Entonces, si no es eso, puedo presentarlo. Veamos: qué es este libro. Es más fácil decir qué no es: ni filosofía ni judaísmo ni ley ni narrativa ni poesía pero todo eso también. Y profundamente psicoanalítico. La frecuentación de amigos y discípulos analistas ha dejado marcas en Diana (nada es gratuito en esta vida) y lo que dice, el lugar desde el que lo dice también, resulta analítico hasta el tuétano, como si el psicoanálisis no fuera, deslindándose también, sino uno de los últimos eslabones de cierta filosofía de la alteridad, de la sospecha, de la extranjería que Diana encarna y sabe transmitir.
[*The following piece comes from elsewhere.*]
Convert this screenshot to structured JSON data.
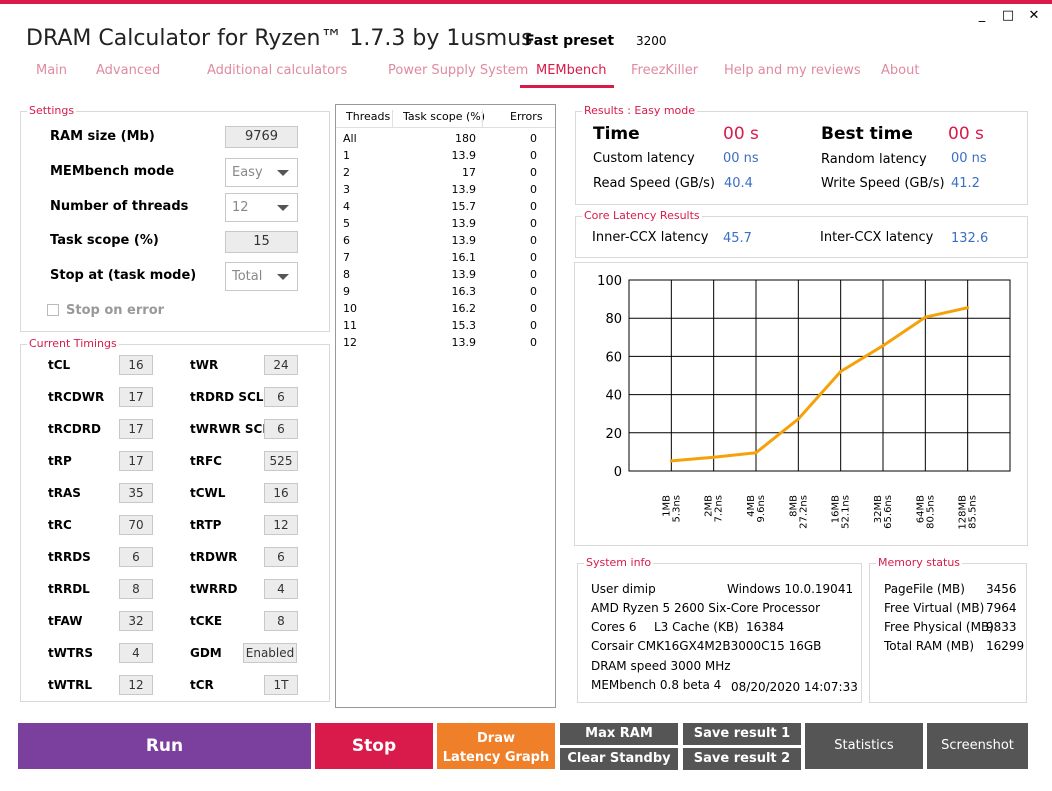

Filosofía que no resulta ser filosofía, no análisis que resulta serlo, cercanía con lo judío (a diferencia de las otras mujeres filósofas) que sin embargo no es religión, algo que de tan particular resulta general, es paradojal el abordaje requerido para acercarse a este texto. Estructura paradojal que alcanza incluso al nombre de su autora: es paradójico que sea alguien que porta el nombre latino de la griega Artémis quien se ocupe de rescatar esa filosofía judía oculta, forcluida de alguna manera tras el pensamiento griego que ha acuñado a Occidente. Y quizás no podría ser de otra manera, quizás algo de esa estructura paradojal refleje como ninguna otra al sujeto humano. Después de todo, decía Borges, todos en Occidente somos de alguna manera griegos y judíos.

Femineidad.
No son muchas, se sabe, las voces femeninas en la milenaria historia coral de la filosofía. Las pocas que hay, parecieran entrar de contrabando en un territorio viril, travestidas.
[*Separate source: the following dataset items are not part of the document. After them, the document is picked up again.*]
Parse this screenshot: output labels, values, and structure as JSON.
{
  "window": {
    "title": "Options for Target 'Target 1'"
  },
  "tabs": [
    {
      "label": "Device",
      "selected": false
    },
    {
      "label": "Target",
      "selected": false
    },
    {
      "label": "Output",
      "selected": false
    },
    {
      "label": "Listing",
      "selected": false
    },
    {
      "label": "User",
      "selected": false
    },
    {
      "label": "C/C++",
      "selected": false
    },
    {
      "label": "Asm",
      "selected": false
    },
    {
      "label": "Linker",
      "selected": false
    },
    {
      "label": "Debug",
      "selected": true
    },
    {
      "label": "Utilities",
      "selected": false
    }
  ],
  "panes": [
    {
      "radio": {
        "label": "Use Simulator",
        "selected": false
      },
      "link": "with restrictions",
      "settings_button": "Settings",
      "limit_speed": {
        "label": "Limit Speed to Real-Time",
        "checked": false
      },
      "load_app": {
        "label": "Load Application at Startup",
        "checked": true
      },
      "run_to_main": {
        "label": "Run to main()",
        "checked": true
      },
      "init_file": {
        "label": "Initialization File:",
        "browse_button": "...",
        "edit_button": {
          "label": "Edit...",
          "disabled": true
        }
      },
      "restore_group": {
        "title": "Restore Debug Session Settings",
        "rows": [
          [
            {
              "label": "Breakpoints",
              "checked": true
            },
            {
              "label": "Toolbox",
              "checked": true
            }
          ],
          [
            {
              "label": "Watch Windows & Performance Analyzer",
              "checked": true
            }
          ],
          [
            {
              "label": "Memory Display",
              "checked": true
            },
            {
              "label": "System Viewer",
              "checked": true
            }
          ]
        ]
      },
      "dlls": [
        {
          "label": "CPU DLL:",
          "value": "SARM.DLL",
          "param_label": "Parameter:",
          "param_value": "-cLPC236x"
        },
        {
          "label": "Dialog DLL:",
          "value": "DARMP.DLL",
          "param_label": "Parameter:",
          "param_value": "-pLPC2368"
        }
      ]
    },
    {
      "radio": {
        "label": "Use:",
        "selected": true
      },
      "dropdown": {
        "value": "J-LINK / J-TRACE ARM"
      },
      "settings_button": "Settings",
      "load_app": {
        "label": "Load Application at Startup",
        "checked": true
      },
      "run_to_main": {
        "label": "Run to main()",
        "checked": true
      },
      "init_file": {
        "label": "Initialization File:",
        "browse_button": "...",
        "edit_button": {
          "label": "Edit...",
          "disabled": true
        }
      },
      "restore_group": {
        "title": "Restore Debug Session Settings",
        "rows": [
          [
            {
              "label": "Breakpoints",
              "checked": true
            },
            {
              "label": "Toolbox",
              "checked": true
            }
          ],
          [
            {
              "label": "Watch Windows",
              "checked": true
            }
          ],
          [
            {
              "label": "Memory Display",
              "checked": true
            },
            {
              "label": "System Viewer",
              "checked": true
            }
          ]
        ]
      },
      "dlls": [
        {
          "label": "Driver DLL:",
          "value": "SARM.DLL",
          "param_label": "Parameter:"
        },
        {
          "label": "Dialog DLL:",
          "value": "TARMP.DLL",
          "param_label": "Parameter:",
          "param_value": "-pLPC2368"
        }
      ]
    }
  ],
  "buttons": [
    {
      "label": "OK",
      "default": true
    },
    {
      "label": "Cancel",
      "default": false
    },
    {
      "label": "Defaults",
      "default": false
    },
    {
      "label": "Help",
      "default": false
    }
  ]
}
En el siglo XX, quizás más propicio a que las ideas de filósofas mujeres encuentren alguna cabida, al menos más propicio que la Edad Media, tampoco abundan los nombres: Edith Stein, Simone Weil, Hanna Arendt… por qué no Diana…
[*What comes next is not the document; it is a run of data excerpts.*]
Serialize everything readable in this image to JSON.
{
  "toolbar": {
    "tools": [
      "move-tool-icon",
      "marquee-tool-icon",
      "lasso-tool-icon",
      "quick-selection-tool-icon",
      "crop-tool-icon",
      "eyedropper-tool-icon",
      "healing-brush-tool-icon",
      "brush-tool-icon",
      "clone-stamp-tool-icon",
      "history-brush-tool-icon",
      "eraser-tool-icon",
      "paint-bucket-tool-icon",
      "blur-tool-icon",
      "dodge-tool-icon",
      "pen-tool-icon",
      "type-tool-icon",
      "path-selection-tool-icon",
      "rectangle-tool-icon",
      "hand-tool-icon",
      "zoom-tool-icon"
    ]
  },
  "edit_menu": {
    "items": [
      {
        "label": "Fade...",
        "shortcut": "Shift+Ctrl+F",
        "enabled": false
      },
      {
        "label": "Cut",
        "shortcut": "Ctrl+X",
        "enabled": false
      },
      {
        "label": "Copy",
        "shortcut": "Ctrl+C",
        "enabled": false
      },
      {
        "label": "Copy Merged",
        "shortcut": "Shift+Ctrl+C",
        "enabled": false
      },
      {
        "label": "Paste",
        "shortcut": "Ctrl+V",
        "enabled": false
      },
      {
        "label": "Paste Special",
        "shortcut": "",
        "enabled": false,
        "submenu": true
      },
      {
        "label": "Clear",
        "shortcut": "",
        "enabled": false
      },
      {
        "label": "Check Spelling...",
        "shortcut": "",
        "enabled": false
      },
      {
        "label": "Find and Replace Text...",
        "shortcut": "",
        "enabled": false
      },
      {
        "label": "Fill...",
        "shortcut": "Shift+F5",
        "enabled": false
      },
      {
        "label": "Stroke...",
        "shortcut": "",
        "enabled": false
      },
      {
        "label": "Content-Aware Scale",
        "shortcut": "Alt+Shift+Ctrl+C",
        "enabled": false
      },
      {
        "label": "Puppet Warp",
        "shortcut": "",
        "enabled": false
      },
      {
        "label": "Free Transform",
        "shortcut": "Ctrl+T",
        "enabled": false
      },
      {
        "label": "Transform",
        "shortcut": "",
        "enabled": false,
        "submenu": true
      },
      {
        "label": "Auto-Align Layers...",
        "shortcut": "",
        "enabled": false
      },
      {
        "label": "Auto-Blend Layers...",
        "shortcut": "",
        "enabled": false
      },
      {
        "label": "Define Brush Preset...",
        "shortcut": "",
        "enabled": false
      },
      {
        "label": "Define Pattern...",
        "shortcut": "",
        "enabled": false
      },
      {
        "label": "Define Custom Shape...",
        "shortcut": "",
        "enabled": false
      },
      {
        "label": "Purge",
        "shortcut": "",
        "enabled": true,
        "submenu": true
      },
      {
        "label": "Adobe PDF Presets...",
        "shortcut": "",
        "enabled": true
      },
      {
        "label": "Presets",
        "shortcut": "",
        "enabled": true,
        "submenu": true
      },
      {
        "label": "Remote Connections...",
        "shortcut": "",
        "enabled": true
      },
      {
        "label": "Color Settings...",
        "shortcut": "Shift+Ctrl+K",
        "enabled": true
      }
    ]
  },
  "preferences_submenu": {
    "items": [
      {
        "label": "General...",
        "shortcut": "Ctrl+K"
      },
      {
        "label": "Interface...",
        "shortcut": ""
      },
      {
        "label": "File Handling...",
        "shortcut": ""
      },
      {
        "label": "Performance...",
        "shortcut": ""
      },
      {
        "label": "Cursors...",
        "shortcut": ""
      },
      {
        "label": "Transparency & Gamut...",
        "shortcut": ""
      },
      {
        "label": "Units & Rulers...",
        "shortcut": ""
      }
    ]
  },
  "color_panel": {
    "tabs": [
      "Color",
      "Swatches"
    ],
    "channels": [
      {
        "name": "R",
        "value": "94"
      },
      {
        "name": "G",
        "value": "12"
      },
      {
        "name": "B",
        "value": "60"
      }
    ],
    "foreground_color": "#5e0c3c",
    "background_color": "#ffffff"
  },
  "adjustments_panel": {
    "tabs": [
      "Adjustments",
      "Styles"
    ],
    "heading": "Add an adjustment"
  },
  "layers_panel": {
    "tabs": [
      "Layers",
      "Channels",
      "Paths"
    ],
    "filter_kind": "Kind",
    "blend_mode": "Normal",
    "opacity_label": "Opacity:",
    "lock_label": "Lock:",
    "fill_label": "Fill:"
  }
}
Y aquí aparece un elemento curioso pues ese raro cruce, raro en tanto extraño y en tanto espaciado, entre Femineidad y Filosofía, aparece una tercera vía: todos estos nombres guardan alguna relación con el judaísmo (ese espacio héteros, tan afines entre sí como con el lugar del psicoanalista). Con variantes, claro: tanto Edith Stein como Simone Weil navegan hacia el cristianismo, la primera de ellas incluso al punto de convertirse en monja (lo que no impidió que sea exterminada en Auschwitz) e incluso en Santa de la Iglesia Católica. Hanna Arendt, para quien su judaísmo, como tantos alemanes tan ilustrados como asimilados, era un dato anecdótico hasta cobrar conciencia de la persecución. Si me atacan en tanto judía, pensaba, hay que defenderse en tanto judía. Un paso más allá lo da Diana, quien desde una perspectiva no religiosa guarda con el judaísmo una relación entrañable (vincular con entrañas, buscar etimología). Filosofía-Femineidad-Judaísmo.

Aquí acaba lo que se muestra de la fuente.